女は二度決断する(2017年製作の映画)
3.8
【女は二度決断する】
最愛の夫と息子をテロによって爆殺されたカティヤの下す二度の決断、その意味とは?

人間の持つ強い感情の中で、“愛”が穏やかで優しくゆっくりと広がっていく雲のようなものであるとすれば、“憎しみ”は激しく強く爆発的なある種の破壊の力を持った正に爆弾のようなものだと思います。

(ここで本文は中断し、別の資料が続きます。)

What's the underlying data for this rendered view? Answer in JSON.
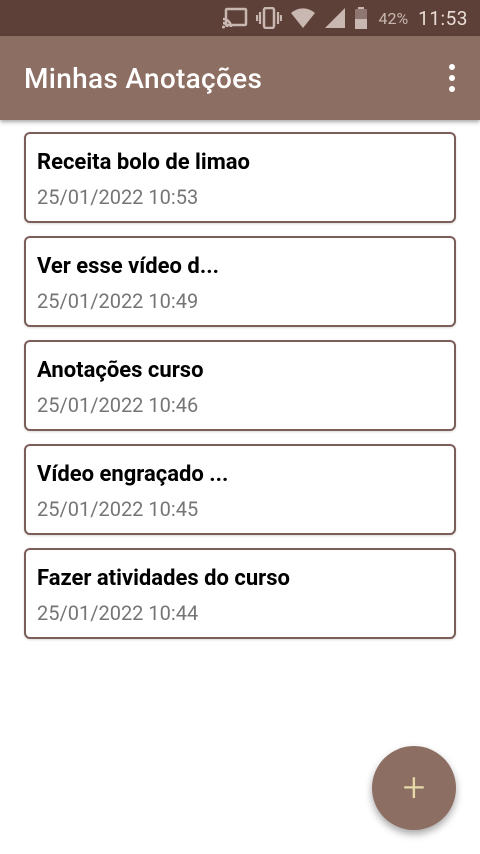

愛は大きくなればなるほど自分をも優しい気持ちにさせてくれて幸せと癒しを与えてくれますが、憎しみが最大限に大きくなった時、それは自分に一体何をもたらすのか。

それはもしかしたらただの疲労なのかもしれません。
自分の中の良い感情も悪い感情も全部飲み込んで大きくなって大きくなって、ある時その全てを覆い尽くした憎しみがふっと自分の中でしぼんだ時、そこには何の感情も残らず虚無感と疲労だけの抜け殻になった自分だけが立ち尽くしている。

だけど、憎しみだけは伝染し多くの人の心を蝕んでいく。
それはまるで呪いやウィルスのようです。

よく“死に至る病は絶望”だといいますが、もしかするとその絶望を生むものの一つが憎しみという感情なのかもしれません。